NEEDS is a four-year poverty reduction and socio-economic development strategy, targeting poverty reduction, wealth creation, employment generation and value reorientation. It is based on measures to empower people, such as increased resources to education; measures to grow the private sector, by fostering a conducive environment; and changing the role of government.

NEEDS marks Nigeria’s first attempt to align federal economic policies and objectives with state polices, based on agreed priorities and compelling tighter co-ordination between the different tiers of government.

Elections 2007

If there is a dent in the confidence of Nigeria’s reformists that the momentum of reform is assured, it is caused by the concern for the outcome of the 2007 presidential elections. Despite the elections being more than two and a half years away, even the most optimistic reformists acknowledge that President Olusegun Obasanjo’s current four-year term affords too little time to complete the restructuring of state and economy.

The risk, they say, is that the reforms will not be irreversible by 2007 and ordinary Nigerians, having endured only the pain of reform and not yet the benefit, will vote into power a populist leader.

In the minds of many Nigerians, the 2007 election will be a showdown between two individuals: the former military leader Ibrahim Badamasi Babangida and incumbent vice-president Atiku Abubakar. So far, neither man has publicly declared his intention but there is no paucity of posturing.

Mr Babangida is remembered for his decision to annul the 1993 elections. Then military leader of Nigeria, he attracted international condemnation but his decision, and allegations of corruption and human rights abuse, have never been investigated.

As vice-president, Mr Abubakar appears the logical choice to ensure continuity of the reforms but insiders privately question his commitment to the process.

Mr Obasanjo recently dismissed suggestions that he would choose his successor, saying only that it was the responsibility of the ruling Peoples Democratic Party to put forward a candidate. He has also ordered a stop to any presidential campaigning before 2006, a move interpreted as a way of preventing any distraction from the reform programme.

One other possibility is that Mr Obasanjo remains in power for a constitution-busting third term.

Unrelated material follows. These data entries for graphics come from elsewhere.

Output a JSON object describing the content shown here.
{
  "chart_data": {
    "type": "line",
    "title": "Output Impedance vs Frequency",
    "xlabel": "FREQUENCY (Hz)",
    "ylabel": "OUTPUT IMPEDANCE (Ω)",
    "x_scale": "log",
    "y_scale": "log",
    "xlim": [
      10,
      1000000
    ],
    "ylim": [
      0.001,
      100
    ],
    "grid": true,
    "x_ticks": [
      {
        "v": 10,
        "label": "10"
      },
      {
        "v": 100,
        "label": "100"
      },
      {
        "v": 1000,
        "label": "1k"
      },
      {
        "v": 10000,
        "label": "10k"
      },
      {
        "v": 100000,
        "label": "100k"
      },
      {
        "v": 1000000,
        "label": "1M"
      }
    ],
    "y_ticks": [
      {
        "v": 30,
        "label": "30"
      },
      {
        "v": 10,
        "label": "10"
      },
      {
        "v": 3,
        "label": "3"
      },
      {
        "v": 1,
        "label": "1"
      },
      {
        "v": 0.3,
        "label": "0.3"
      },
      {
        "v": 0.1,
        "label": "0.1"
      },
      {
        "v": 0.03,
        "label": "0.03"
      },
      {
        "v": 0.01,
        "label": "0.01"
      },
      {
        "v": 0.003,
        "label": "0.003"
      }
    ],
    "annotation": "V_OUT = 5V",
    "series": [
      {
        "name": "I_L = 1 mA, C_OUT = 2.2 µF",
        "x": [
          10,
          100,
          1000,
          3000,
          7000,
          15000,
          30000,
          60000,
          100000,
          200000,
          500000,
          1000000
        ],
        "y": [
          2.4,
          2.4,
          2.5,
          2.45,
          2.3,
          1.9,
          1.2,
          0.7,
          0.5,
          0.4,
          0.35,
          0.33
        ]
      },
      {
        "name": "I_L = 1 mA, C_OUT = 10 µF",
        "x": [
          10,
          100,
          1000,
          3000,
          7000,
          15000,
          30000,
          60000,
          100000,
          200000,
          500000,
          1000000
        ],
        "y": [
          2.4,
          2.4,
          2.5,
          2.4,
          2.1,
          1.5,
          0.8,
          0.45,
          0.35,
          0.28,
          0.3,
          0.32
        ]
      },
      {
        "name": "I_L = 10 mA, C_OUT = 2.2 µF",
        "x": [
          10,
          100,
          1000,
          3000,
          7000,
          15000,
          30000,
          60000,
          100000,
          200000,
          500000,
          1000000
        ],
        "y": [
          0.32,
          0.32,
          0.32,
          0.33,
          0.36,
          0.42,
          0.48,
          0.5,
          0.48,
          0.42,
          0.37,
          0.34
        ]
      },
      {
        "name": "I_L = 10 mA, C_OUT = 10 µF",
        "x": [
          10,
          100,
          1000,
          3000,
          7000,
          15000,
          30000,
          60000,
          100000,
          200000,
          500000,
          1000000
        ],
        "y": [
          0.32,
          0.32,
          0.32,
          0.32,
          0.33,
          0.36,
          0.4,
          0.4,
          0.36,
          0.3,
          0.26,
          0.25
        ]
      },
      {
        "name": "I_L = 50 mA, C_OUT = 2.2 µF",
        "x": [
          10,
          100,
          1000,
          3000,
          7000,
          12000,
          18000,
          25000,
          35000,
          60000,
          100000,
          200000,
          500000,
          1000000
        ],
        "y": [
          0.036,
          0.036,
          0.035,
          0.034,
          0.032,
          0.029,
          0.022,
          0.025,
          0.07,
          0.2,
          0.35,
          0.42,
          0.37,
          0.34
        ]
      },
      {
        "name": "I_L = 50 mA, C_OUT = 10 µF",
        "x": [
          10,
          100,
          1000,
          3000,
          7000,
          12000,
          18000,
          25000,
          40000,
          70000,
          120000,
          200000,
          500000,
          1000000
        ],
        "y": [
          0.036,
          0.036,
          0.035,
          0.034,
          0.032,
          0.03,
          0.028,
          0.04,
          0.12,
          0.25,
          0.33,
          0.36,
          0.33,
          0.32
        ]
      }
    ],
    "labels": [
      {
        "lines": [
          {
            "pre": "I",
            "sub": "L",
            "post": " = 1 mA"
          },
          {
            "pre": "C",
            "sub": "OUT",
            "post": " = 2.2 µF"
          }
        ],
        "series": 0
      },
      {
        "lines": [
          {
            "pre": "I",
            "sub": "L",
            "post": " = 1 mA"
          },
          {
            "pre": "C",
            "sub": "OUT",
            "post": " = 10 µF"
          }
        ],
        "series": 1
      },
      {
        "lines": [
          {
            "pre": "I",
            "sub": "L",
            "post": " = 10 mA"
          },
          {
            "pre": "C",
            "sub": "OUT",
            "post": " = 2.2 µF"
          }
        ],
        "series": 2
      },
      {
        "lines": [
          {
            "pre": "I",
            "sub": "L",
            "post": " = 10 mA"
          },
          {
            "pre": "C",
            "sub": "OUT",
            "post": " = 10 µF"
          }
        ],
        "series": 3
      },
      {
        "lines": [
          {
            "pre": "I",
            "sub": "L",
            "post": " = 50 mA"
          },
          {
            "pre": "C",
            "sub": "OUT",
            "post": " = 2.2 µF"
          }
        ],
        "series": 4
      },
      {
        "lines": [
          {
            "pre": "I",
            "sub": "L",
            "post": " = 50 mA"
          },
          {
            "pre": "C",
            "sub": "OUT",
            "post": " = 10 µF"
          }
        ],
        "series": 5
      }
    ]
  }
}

He has ruled it out publicly but speculation persists.

In Nigeria, in such matters, nothing is ever exactly what it seems. In a country fragmented along tribal, ethnic and religious lines, political power is shaped by patronage, with a multitude of interest groups lobbying hard and cutting deals behind the scenes. If the present level of interest in the 2007 election is an indicator, it will doubtlessly grow exponentially towards the time.

The country’s reformists are pragmatic, fast-tracking reform implementation and – more importantly – preparing legislation to entrench it. The hope, they say, is that the laws and stronger institutions that are created now will prevent a new leader from rolling back reform.